Why would any sane Republican run for governor in a state where the GOP is a lost ball in tall grass?
True, Republicans have great success in rural and less urban jurisdictions, like Frederick, Carroll and Harford counties, and in communities like Reisterstown and Glyndon.
But when it comes to statewide races, heavy Democratic margins in the most populous subdivisions make it difficult to imagine a Republican winning except by a fluke.
Still, there's a rush among Republicans to take on Maryland's dominant party.
The most prominent GOP candidate is Harford County Executive David Craig, a tested leader on the town, county and state levels.
Craig's problem is that he is a moderate conservative.
Party hardliners may find it difficult to vote for Craig. Most tea party Republicans want a flame-thrower.
They could have a number of candidates.
Larry Hogan Jr., an Annapolis land broker and son of a former GOP congressman, is promoting a dramatic conservative overhaul of government.
Hogan served in the Ehrlich administration and views himself as Bob Ehrlich's heir. But is his message much different from the others?
For instance, Blaine Young, the tough-talking president of the Frederick County Commissioners, echoes many of the same anti-government, anti-spending sentiments.
Young has a reputation for extreme statements, particularly on illegal immigrants.
As governor, he promises never to raises taxes or fees and to veto legislative attempts to do so.
That may enthrall listeners of his Frederick radio show but will it prove popular before a larger audience?

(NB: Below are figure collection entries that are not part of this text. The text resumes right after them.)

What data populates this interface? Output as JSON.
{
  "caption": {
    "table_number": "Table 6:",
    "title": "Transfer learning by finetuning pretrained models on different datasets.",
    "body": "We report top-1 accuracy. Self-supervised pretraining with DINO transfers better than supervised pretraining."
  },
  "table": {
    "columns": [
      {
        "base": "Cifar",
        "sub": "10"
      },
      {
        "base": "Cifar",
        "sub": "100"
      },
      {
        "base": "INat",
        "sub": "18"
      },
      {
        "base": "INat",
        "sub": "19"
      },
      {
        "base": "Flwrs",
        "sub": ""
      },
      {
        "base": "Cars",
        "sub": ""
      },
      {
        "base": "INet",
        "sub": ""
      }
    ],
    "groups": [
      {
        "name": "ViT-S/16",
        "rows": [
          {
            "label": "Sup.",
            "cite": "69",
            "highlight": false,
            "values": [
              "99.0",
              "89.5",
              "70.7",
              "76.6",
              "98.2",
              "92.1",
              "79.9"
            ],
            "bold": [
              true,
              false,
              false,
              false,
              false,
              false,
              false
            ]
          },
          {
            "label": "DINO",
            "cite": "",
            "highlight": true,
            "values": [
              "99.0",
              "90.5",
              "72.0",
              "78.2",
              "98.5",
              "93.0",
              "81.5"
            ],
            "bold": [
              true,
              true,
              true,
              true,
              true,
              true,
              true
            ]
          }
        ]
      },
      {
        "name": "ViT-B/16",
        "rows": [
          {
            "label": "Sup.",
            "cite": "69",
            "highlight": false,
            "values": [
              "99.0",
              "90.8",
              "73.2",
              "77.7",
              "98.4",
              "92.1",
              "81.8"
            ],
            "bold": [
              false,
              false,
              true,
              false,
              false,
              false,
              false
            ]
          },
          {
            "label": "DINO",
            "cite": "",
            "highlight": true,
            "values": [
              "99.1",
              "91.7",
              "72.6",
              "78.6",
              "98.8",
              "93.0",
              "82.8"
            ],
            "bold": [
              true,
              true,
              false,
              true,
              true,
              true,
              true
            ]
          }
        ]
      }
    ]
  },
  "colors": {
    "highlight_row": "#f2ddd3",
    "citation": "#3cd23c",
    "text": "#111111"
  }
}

Another potential candidate is Smith Island cake entrepreneur Brian Murphy, who got pummeled when he ran against Ehrlich in the 2010 GOP primary.
Then there's Marty Madden, the former state senator from Howard County who later chaired the state's Critical Areas Commission.
He formed a campaign committee and is looking at following Ellen Sauerbrey's route by accepting public financing if he runs for governor.
Madden was Senate GOP leader but he seems out of step with the party's tea party types. He's a strong environmentalist, a conciliator and a fiscal conservative.
He's also an innovative thinker. "Marylanders would respond very favorably to an independent, reform-minded candidate who forgoes the traditional big money that larger contributors, PACs and unlimited LLCs give in the hopes of gaining influence and access," he says.
If Madden runs, he'll declare next March when he can start raising 1,000 individual donations of $250 to qualify for matching funds. He's also committed to one-term-and-out, a novel theme voters might appreciate.
Madden is the only candidate from the populous center of Maryland, where over half of state Republicans live (the largest number reside right here in Baltimore County).
Yet winning the GOP primary is one thing. Winning the general election is something else. That will take a candidate with statewide appeal - and a good deal of luck.